Georges Forrest obtient ultérieurement des contrats divers pour son groupe notamment celui concernant l’approvisionnement en électricité de la zone de Bakouma. L’imbroglio continue cependant et Areva l’impute au Pakistanais Saïfee Durbar, riche homme d’affaires et conseiller du président Bozizé. Prenant appui sur des extensions de permis d’exploitation des gisements, il bloque l’affaire selon Areva, qui doit envoyer plusieurs missions en Afrique. De nouveaux paiements auraient alors été consentis, selon la plainte de la Centrafrique, qui n’en donne pas le montant.

En 2010, l’affaire semble définitivement réglée et Patrick Balkany est fait commandeur dans l’ordre du mérite centrafricain par le président le 14 septembre 2010. Les mines ne seront jamais exploitées et Areva suspendra sa présence sur place en 2012. Le site sera ensuite saccagé par des rebelles. Il est aujourd’hui à l’abandon complet.

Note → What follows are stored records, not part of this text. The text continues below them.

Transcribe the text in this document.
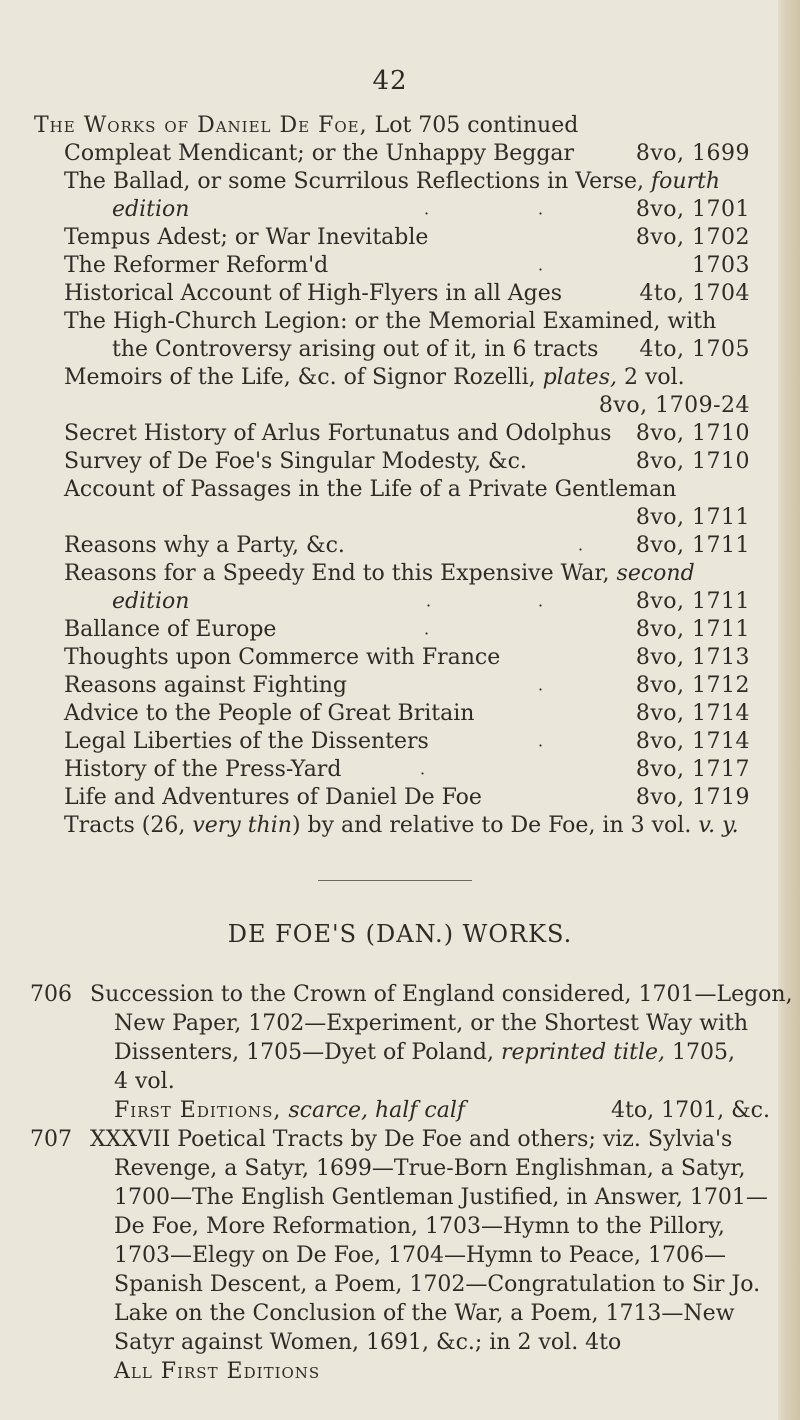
42
The Works of Daniel De Foe, Lot 705 continued
Compleat Mendicant; or the Unhappy Beggar	8vo, 1699
The Ballad, or some Scurrilous Reflections in Verse, fourth
edition	·	·	8vo, 1701
Tempus Adest; or War Inevitable	8vo, 1702
The Reformer Reform'd	·	1703
Historical Account of High-Flyers in all Ages	4to, 1704
The High-Church Legion: or the Memorial Examined, with
the Controversy arising out of it, in 6 tracts 4to, 1705
Memoirs of the Life, &c. of Signor Rozelli, plates, 2 vol.
8vo, 1709-24
Secret History of Arlus Fortunatus and Odolphus 8vo, 1710
Survey of De Foe's Singular Modesty, &c.	8vo, 1710
Account of Passages in the Life of a Private Gentleman
8vo, 1711
Reasons why a Party, &c.	· 8vo, 1711
Reasons for a Speedy End to this Expensive War, second
edition	·	·	8vo, 1711
Ballance of Europe	·	8vo, 1711
Thoughts upon Commerce with France	8vo, 1713
Reasons against Fighting	·	8vo, 1712
Advice to the People of Great Britain	8vo, 1714
Legal Liberties of the Dissenters	·	8vo, 1714
History of the Press-Yard	·	8vo, 1717
Life and Adventures of Daniel De Foe	8vo, 1719
Tracts (26, very thin) by and relative to De Foe, in 3 vol. v. y.
DE FOE'S (DAN.) WORKS.
706 Succession to the Crown of England considered, 1701—Legon,
New Paper, 1702—Experiment, or the Shortest Way with
Dissenters, 1705—Dyet of Poland, reprinted title, 1705,
4 vol.
First Editions, scarce, half calf	4to, 1701, &c.
707 XXXVII Poetical Tracts by De Foe and others; viz. Sylvia's
Revenge, a Satyr, 1699—True-Born Englishman, a Satyr,
1700—The English Gentleman Justified, in Answer, 1701—
De Foe, More Reformation, 1703—Hymn to the Pillory,
1703—Elegy on De Foe, 1704—Hymn to Peace, 1706—
Spanish Descent, a Poem, 1702—Congratulation to Sir Jo.
Lake on the Conclusion of the War, a Poem, 1713—New
Satyr against Women, 1691, &c.; in 2 vol. 4to
All First Editions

La Centrafrique accuse aujourd’hui l’ancien président François Bozizé et plusieurs de ses proches d’avoir caché à l’étranger des dizaines de millions de dollars perçus frauduleusement dans le cadre de cette opération qui s’est avérée être un fiasco industriel. Elle assure notamment qu’outre les paiements déjà mentionnés plus haut, 40 millions de dollars ont été versés à François Bozizé, Patrick Balkany et Georges Forrest par une société créée en 2009 par Areva et … Georges Forrest, « Areva Explo ».

Une somme de 20 millions de dollars aurait servi ensuite à financer l’exil du président déchu.

Les mines ne seront jamais exploitées et Areva suspendra sa présence sur place en 2012. Le site est aujourd’hui à l’abandon complet.